Great Bend’s third graders were given a taste of life in the olden days on Wednesday. More than 200 children spent the day at the Barton County Historical Society Village and Museum.
Beverly Komarek, executive director of the museum, said Pioneer Day is an annual event, with only third graders and adult volunteers invited.
“We bring in every volunteer we can find,” she said. Tricia Reiser, principal at Eisenhower Elementary School, also coordinates a team of adult sponsors to make sure the trip is a safe and pleasant one.
Third graders especially enjoy hands-on education, so some of their favorite activities at Pioneer Day include washing clothes in a hand-operated washing machine. Volunteer Rita Brack showed them how to agitate the water and then run the wet clothing through a wringer.
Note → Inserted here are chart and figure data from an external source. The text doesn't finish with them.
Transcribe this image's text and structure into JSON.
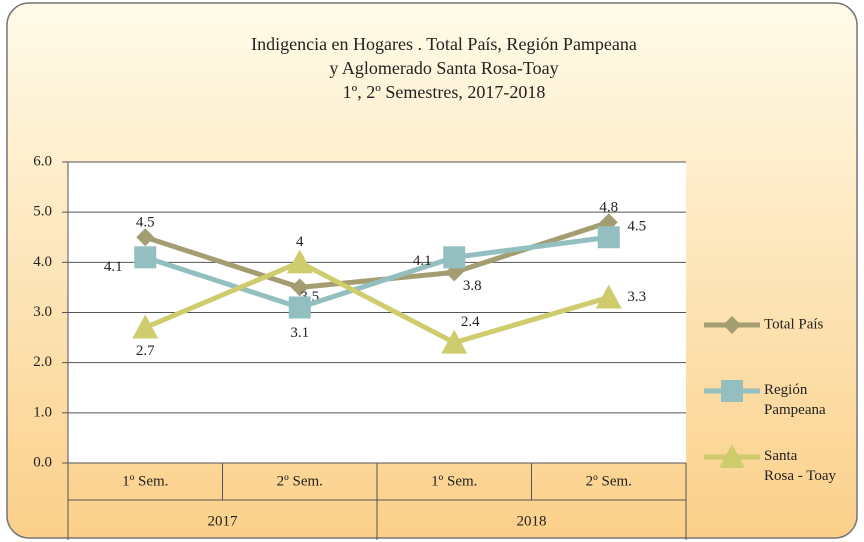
{
  "chart_data": {
    "type": "line",
    "title": [
      "Indigencia en Hogares . Total País, Región Pampeana",
      "y Aglomerado Santa Rosa-Toay",
      "1º, 2º Semestres, 2017-2018"
    ],
    "categories": [
      "1º Sem.",
      "2º Sem.",
      "1º Sem.",
      "2º Sem."
    ],
    "category_groups": [
      "2017",
      "2018"
    ],
    "series": [
      {
        "name": "Total País",
        "color": "#a49d72",
        "marker": "diamond",
        "values": [
          4.5,
          3.5,
          3.8,
          4.8
        ]
      },
      {
        "name": "Región Pampeana",
        "color": "#93bfc0",
        "marker": "square",
        "values": [
          4.1,
          3.1,
          4.1,
          4.5
        ]
      },
      {
        "name": "Santa Rosa - Toay",
        "color": "#cfcc6e",
        "marker": "triangle",
        "values": [
          2.7,
          4.0,
          2.4,
          3.3
        ]
      }
    ],
    "ylim": [
      0,
      6
    ],
    "yticks": [
      {
        "value": 0,
        "label": "0.0"
      },
      {
        "value": 1,
        "label": "1.0"
      },
      {
        "value": 2,
        "label": "2.0"
      },
      {
        "value": 3,
        "label": "3.0"
      },
      {
        "value": 4,
        "label": "4.0"
      },
      {
        "value": 5,
        "label": "5.0"
      },
      {
        "value": 6,
        "label": "6.0"
      }
    ],
    "grid": true,
    "legend": "right"
  }
}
Each third grader washed an item, then took his or her laundry to a clothesline where Yvonne Hokr helped to hang the item up to dry, using wooden clothespins.
“The children really like to do these things,” Komarek said.
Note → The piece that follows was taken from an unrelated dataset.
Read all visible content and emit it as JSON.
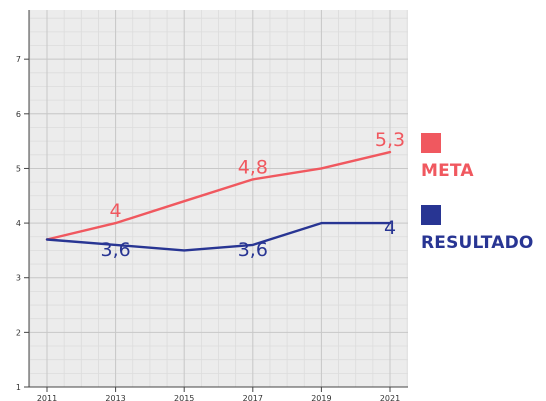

Inside the historic St. Paul’s Lutheran Church on the village grounds, students sat in pews and sang songs like “Peace Like a River.”
Inside the Red Barn, children sat on benches as Joe Boley showed them handy gadgets that pre-dated electricity, such as a cherry pitter and an apple corer.
But none of the children had to sit still for long. There were old-fashioned games, such as tug of war or gunny sack races. Another popular attraction at the village is the “jail,” which is more of a jungle gym and photo prop than a true historic artifact.
The historical village has its share of authentic buildings, including an AT&SF Railroad Depot from Belpre and a one-room school house from School District No. 50, which was originally located about 3.5 miles south of the village.
Komarek said Pioneer Day helps children appreciate their heritage. One day, she added, the preservation of that heritage will be in their hands.